According to Paul, the conversation took place on May 17, 2017, three days before President Trump travelled aboard Air Force One to the Middle East. When furious Nancy hung up the phone, she cucked Paul by divulging tales of her trysts with various lovers, who took care of her in ways Paul never could.
“It’s absurd to think even the most competent assassin could sabotage the president’s plane,” Vice Admiral Crandall said. “We could not identify whom she spoke to, but, thanks to Mr. Pelosi, we have proof in the form of financial transactions that she wired $3m to a bank account in the Cayman Islands five days before the call.”
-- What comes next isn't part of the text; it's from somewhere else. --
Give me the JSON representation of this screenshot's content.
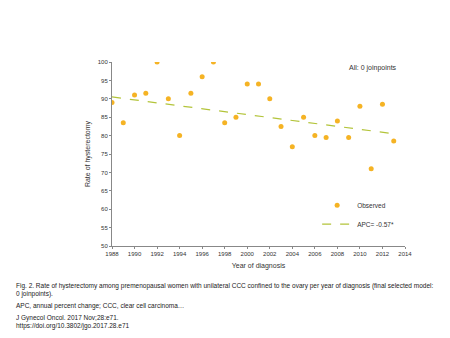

He showed the panel Nancy’s bank statements.
“Mr. Pelosi, why didn’t you bring any of this to the Secret Service?” Vice Adm. Crandall asked.
“Because it’s rife with corruption, and it’s likely they would have disappeared me. The Secret Service is Deep State,” Paul Pelosi replied.
“Like your wife?”
“Yes, like Nancy,” Paul Pelosi said.
“Mr. Pelosi told us how to procure his evidence after his own trial,” Vice Adm. Crandall told the panel. “He could have shared it sooner, before his trial, and used it as a bargaining chip. But he didn’t. Mr. Pelosi, why didn’t you?”
“The truth of it is, I felt safer here than out there. Here I’m protected, while she was free parading around with actor Sam Waterston wearing makeup to look like me.”
“Thank you, Mr. Pelosi. Your cooperation in this matter will be taken into consideration. As for the defendant, It’s JAG’s opinion that we’ve proven beyond reasonable doubt that Nancy Pelosi committed treason and conspiracy to commit murder against President Donald J. Trump. It matters not if a bomb was ever planted. It is our recommendation that the defendant be hanged for her crimes,” Vice Adm. Crandall said.
The panel unanimously agreed, and Vice Adm. Crandall set an execution date for December 27.
Author’s note: For the sake of brevity, I have omitted Covid stuff from the article. In short, Paul had documents and digital data proving that Nancy had accepted nearly $63m from the Treasury Department in exchange for supporting mask and vaccine mandates, and pushing lockdowns.